Matt’s response, while a tad blunt, makes an important observation about discussion between students at Jesuit. Memes and the excessive layers of irony that dominate modern humor understate the importance of weighty discussion topics.
The apparent dominance of humor poking light of serious issues, while an obstruction to proper discourse, may be temporary. Jesuit devotes many resources to not only the intellectual but spiritual development of its students, meaning that four years on campus offer opportunity for change.
My own awareness of social and political issues has been conceived and developed during my time in high school. I have a ways to go, but my experience in high school has certainly given me a slight start.
That “slight start” looks slightly different for everyone. Jesuit houses a remarkable diversity of political perspectives. While certain ideologies are more popular than others, there is a wide range of views expressed on campus.

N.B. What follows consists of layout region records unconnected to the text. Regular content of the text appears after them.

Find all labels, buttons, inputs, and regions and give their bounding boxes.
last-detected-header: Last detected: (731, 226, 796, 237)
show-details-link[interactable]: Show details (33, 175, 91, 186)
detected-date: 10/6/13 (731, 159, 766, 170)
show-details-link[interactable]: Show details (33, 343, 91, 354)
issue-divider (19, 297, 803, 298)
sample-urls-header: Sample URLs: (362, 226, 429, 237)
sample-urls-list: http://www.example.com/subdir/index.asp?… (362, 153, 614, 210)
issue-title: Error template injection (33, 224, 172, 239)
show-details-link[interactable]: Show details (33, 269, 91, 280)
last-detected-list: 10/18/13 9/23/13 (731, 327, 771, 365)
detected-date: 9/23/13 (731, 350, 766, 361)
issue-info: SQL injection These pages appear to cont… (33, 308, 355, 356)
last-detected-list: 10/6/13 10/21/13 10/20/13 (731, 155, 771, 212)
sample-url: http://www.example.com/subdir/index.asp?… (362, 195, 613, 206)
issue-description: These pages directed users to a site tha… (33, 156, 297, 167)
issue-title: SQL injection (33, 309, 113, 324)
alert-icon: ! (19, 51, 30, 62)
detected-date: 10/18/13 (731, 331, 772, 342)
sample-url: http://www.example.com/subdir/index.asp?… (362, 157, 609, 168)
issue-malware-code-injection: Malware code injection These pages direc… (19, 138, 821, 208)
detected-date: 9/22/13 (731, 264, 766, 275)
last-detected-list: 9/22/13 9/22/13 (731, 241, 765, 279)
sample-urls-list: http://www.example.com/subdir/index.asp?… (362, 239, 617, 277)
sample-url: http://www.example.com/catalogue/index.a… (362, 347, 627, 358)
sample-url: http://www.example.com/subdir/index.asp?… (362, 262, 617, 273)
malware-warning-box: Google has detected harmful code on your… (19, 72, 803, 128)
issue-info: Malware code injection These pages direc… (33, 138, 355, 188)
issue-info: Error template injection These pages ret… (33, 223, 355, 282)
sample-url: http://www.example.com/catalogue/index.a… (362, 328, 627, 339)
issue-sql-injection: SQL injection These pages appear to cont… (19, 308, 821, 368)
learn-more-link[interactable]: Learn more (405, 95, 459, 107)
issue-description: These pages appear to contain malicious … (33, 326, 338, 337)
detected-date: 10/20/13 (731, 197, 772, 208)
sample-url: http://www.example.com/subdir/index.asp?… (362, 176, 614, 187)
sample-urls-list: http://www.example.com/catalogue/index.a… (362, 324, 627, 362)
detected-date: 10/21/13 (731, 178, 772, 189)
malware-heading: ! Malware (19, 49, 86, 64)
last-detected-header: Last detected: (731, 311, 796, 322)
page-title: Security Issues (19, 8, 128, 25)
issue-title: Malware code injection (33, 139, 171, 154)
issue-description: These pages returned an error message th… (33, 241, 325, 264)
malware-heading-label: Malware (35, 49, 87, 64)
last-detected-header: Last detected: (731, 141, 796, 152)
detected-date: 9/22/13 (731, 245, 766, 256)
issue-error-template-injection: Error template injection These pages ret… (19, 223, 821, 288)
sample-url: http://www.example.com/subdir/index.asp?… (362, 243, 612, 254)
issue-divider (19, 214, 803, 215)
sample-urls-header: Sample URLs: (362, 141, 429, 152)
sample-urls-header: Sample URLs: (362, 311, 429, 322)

When she first shared her initiative for healthy discussion with the Jesuit community, Ms. Gina Anderson of Jesuit’s Christian Service Department recognized the need for tolerance. It comes as no surprise that one of the central principles of her movement was attempting to reach understandings of other perspectives and their validity.
The first step to reaching the healthy climate that Jesuit seeks lies in a desire to discuss. Avoiding these topics for whatever reason will not solve the world’s issues. If Jesuit students are to act and are to impact the world, there is no time like the present to begin taking steps to doing so.